5 Miles from the Sea

Greg Neville, 5 Miles no. 2, 2011

This work is in a new group exhibition at Level 17 Artspace until May 17. Curated by Geoff Tolchard, it’s based on the idea that for white settlers and immigrants, penetration of the continent of Australia sort of stopped at about 5 miles from the sea. We are a coast-hugging nation.

The work I’ve put in is based on old family snapshots, some of me at the family home which was … 5 miles from the sea. The snapshots have been manipulated in Photoshop to create a blur through which parts of the original can be glimpsed. Here is my artist’s statement …
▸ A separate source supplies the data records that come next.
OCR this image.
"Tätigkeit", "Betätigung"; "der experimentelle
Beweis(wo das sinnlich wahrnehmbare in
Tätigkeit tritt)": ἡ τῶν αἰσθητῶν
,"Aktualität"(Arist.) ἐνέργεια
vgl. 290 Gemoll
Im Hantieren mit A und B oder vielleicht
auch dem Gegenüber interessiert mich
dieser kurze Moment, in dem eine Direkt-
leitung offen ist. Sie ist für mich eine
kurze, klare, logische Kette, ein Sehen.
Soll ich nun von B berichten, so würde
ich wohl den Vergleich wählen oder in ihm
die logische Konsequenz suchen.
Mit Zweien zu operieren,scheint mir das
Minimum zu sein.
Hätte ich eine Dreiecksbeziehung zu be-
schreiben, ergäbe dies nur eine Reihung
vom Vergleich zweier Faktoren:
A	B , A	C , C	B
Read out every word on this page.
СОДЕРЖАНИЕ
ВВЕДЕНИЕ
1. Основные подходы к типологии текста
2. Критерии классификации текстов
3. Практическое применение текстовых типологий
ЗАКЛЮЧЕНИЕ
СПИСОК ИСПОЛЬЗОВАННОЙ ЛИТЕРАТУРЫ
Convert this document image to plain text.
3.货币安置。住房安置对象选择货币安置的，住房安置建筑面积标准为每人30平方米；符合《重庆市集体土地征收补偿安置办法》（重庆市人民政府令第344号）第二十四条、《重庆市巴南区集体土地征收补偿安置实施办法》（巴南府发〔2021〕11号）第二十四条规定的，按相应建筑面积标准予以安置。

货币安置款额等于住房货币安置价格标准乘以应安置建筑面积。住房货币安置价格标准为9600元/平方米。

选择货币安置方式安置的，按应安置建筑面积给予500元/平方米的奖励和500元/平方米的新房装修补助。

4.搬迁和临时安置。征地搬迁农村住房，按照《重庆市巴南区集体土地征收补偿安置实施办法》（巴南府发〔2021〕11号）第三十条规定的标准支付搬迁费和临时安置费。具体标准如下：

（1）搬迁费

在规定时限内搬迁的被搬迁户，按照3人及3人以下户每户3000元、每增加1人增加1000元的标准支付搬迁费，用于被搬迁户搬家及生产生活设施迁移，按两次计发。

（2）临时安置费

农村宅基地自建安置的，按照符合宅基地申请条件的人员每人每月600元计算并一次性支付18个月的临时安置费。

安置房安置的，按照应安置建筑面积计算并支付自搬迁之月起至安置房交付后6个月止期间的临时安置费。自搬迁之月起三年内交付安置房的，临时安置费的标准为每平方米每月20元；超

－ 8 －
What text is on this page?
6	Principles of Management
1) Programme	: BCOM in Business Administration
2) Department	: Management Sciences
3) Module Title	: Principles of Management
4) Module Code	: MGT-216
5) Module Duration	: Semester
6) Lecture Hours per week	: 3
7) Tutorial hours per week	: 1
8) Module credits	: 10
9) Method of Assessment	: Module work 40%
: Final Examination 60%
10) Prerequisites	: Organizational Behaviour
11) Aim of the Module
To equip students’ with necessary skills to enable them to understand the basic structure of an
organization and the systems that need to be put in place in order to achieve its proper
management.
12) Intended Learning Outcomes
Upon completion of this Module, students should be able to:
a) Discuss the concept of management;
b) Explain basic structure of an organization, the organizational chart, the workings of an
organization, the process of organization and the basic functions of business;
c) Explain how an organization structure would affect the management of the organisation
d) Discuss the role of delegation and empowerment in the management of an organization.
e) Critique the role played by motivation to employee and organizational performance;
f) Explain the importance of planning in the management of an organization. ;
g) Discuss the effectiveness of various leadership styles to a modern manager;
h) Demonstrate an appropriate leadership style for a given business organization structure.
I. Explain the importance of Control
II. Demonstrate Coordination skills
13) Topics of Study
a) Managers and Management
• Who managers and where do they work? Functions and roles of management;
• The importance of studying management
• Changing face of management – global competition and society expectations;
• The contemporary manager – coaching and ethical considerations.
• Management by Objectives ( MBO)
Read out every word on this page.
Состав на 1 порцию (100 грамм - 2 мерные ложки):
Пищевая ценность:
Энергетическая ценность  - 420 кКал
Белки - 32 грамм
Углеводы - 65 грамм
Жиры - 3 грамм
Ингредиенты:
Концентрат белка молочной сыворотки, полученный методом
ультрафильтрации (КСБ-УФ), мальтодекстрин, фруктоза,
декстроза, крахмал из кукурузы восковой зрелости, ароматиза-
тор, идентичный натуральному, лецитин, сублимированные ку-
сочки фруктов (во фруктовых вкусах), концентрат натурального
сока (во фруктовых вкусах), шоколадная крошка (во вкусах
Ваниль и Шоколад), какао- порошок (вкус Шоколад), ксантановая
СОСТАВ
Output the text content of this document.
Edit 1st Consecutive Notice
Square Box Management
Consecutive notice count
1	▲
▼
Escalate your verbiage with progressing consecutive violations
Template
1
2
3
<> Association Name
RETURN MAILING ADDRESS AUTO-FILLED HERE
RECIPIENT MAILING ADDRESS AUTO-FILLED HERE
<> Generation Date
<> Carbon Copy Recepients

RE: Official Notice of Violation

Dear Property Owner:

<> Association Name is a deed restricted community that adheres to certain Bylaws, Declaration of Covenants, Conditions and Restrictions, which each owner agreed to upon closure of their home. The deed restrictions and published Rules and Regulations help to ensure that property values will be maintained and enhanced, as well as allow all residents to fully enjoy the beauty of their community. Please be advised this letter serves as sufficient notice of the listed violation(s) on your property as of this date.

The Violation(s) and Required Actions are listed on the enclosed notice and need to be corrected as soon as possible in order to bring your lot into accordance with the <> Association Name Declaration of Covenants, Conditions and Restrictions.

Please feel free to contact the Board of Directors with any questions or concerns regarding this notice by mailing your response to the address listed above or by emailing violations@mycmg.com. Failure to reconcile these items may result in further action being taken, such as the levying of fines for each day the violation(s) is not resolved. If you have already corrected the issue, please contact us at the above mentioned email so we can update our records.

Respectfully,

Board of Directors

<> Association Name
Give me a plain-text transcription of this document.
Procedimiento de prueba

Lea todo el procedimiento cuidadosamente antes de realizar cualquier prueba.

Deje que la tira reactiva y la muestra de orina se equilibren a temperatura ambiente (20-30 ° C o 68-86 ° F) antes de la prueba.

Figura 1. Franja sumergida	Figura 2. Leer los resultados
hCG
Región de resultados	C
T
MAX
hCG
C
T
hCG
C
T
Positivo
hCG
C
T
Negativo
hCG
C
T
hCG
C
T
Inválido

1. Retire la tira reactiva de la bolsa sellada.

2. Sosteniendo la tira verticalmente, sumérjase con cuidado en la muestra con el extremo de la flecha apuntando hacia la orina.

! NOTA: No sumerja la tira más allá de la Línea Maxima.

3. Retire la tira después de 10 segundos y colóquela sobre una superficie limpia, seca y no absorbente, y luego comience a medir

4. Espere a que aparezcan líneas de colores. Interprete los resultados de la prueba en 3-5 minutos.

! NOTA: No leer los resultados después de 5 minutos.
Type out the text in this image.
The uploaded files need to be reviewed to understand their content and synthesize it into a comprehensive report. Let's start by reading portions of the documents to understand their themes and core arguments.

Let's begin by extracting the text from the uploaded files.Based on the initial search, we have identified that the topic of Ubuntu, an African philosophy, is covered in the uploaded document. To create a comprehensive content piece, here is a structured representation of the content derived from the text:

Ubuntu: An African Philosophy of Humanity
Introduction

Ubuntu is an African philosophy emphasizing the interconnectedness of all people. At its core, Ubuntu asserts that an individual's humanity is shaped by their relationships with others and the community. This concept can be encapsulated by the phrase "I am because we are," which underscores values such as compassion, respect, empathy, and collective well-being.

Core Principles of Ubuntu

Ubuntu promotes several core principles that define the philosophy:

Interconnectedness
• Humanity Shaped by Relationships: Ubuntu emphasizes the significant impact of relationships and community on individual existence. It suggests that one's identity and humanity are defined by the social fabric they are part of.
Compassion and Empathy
Snapshots are potent artefacts, they keep the old, young and the dead, alive. Each family’s snapshots are a record of their movements and growth, their existences and extinctions. Eventually, over generations, the chain of recognition is broken, the memories embedded in them fade away. The people who look out from these slivers of paper become phantasms.

In the first half of the twentieth century, my parents and their families moved around Victoria, to Chiltern and Echuca, to Bendigo and Wonthaggi. Ultimately, they retreated to the coast, settling in Melbourne only a few miles from where their own grandparents had first set foot here.

The snapshots that generated these prints were taken 120 miles from the sea, then 2 miles, and finally, true to the theme of this exhibition, 5 miles from the sea. One of them is of me at the age of ten, another coastal white Australian.